Sure, the A's and Braves made unexpected runs to the postseason, and to some the Brewers and Rockies were better than expected.
Still, the season was supposed to be about a handful of powerhouse teams chasing the title and when everything shook out, the 114th World Series is a matchup of two of the heaviest of the heavyweights:
The Red Sox against the Dodgers — fabled franchise against fabled franchise; monstrous payroll against monstrous payroll; star-studded roster against star-studded roster; even iconic ballpark against iconic ballpark.
In other words, a matchup not one person with FOX Sports or MLB is the least bit upset about.
The current iteration of these teams have never met in the World Series, though the franchises once did in 1916 when the Red Sox met the Brooklyn Robins.
That series, like this one, didn't lack for star power.
Future Hall of Famer Rube Marquard led the Brooklyn pitching staff and the Robins also featured a 25-year-old outfielder who would make a much bigger name for himself years down the road as a manager for two New York franchises — Casey Stengel.
Boston won Game 2 of the series, 4-1, when the Red Sox threw their ace left-hander who was still a few years from deciding he'd rather hit than pitch, a 21-year-old named Babe Ruth.
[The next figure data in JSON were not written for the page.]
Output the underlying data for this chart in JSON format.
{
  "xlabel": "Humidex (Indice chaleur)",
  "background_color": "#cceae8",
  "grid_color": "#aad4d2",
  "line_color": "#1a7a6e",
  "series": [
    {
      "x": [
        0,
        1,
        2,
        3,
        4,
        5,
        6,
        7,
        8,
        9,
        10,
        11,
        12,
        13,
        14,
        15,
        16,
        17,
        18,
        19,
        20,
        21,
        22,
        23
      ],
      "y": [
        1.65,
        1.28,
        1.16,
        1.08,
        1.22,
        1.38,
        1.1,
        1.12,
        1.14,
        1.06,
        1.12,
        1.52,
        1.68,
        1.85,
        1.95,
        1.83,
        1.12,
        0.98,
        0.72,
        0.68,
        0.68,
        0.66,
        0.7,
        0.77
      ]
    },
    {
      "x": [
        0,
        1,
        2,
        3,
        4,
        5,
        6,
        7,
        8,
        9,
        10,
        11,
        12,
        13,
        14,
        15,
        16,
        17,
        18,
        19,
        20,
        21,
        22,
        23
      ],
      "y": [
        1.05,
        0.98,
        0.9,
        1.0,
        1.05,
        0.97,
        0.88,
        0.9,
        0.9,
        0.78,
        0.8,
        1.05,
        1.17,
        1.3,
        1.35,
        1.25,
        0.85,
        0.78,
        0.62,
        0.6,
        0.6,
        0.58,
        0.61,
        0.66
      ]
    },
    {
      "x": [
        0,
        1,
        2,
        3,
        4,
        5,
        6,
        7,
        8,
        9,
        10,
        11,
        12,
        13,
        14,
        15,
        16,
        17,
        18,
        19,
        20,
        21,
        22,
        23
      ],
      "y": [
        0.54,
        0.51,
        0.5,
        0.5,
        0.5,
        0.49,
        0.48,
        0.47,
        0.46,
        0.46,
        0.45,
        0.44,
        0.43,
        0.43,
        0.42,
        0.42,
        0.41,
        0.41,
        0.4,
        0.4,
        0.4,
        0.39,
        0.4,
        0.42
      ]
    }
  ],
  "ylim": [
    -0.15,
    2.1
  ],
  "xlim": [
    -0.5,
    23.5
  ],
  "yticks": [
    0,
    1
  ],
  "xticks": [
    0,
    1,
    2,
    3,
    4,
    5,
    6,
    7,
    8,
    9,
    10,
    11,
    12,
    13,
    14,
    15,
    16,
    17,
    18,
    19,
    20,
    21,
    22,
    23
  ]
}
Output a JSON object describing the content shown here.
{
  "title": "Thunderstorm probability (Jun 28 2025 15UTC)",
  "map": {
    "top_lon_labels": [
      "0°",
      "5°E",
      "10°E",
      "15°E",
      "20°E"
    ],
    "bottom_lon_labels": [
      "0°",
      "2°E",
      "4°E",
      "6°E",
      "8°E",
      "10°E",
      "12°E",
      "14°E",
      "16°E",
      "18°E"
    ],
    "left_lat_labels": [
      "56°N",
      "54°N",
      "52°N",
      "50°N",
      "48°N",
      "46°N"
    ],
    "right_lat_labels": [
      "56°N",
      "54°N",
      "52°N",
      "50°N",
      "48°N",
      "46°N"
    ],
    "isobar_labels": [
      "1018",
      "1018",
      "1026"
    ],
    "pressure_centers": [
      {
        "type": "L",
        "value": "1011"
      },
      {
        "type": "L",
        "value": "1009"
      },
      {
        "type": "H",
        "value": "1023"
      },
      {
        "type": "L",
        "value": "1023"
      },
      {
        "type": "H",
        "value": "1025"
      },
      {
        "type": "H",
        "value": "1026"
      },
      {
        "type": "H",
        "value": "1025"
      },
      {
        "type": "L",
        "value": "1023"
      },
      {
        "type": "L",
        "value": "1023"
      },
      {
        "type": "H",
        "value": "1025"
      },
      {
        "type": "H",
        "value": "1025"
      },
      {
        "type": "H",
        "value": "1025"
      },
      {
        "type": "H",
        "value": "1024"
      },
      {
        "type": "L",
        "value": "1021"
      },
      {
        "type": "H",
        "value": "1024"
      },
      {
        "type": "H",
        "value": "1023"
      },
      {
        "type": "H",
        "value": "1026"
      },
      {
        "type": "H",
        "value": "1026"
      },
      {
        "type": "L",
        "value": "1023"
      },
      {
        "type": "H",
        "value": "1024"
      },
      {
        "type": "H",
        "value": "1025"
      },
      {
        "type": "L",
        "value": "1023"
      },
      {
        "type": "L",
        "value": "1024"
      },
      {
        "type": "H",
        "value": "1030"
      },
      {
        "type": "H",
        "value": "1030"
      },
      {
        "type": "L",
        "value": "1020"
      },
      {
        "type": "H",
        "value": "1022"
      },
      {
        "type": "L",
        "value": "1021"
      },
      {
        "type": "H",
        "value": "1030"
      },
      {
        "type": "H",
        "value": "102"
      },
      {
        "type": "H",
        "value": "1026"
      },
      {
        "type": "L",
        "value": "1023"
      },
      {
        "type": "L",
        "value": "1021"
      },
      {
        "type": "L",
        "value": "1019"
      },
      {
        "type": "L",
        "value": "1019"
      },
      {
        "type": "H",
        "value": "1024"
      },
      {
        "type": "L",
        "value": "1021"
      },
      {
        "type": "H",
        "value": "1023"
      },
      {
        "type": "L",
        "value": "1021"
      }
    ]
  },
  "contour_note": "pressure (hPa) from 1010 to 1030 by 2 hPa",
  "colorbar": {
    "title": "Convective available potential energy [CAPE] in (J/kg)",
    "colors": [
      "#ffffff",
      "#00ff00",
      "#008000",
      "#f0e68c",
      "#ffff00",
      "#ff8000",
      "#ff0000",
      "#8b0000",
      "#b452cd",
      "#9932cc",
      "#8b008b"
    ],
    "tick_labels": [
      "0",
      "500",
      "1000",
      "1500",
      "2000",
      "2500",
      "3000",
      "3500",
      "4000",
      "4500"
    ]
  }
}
Stars galore dot both current rosters, led by Clayton Kershaw, Kenley Jansen and Manny Machado for the Dodgers. The Red Sox counter with stars in Mookie Betts, J.D. Martinez and Chris Sale.
Though there is little surprise to these teams being in the Series, the clubs took vastly different journeys. The Dodgers, who lost to the Astros in the seventh game of last year's World Series, were strong favorites to win the NL West but wobbled through much of the regular season and had to survive a one-game playoff against the Rockies to claim the division crown, finishing 92-71. They took out the Braves in four games in the Division Series, then prevailed in a seven-game series against the Brewers in the NLCS.
"We haven't had 'easy' in the playbook all year," Andrew Friedman, the Dodgers president of baseball operations, told the Los Angeles Times late Saturday after a 5-1 victory over the Brewers in Game 7 in Milwaukee. "So for it to come down this way shouldn't be surprising. Ultimately, at the end of the day, the talent in this room won out."
The Red Sox, meanwhile, experienced little resistance. They ran away from the Yankees to win the AL East, going a franchise-best 108-54, then took out their long-time rival in four games in the Division Series. Considered underdogs by many against the defending champion Astros, the Red Sox won the series, 4-1, taking four straight after losing Game 1 at Fenway.
"We know who we have in this clubhouse, we know we're going to have an opportunity for someone different to step up every night," closer Craig Kimbrel said after the Red Sox clinched the ALCS in Game 5 in Houston, their fifth straight road victory this postseason. "You saw that in this series."
David Price, who threw six scoreless innings in Game 5 to finally earn his first career postseason win as a starter, was asked what the Astros series taught the Red Sox about themselves.
"We have a very good team," Price said after a brief pause. "I don't think we learned that, we already knew that, but I think we proved that against another very good team."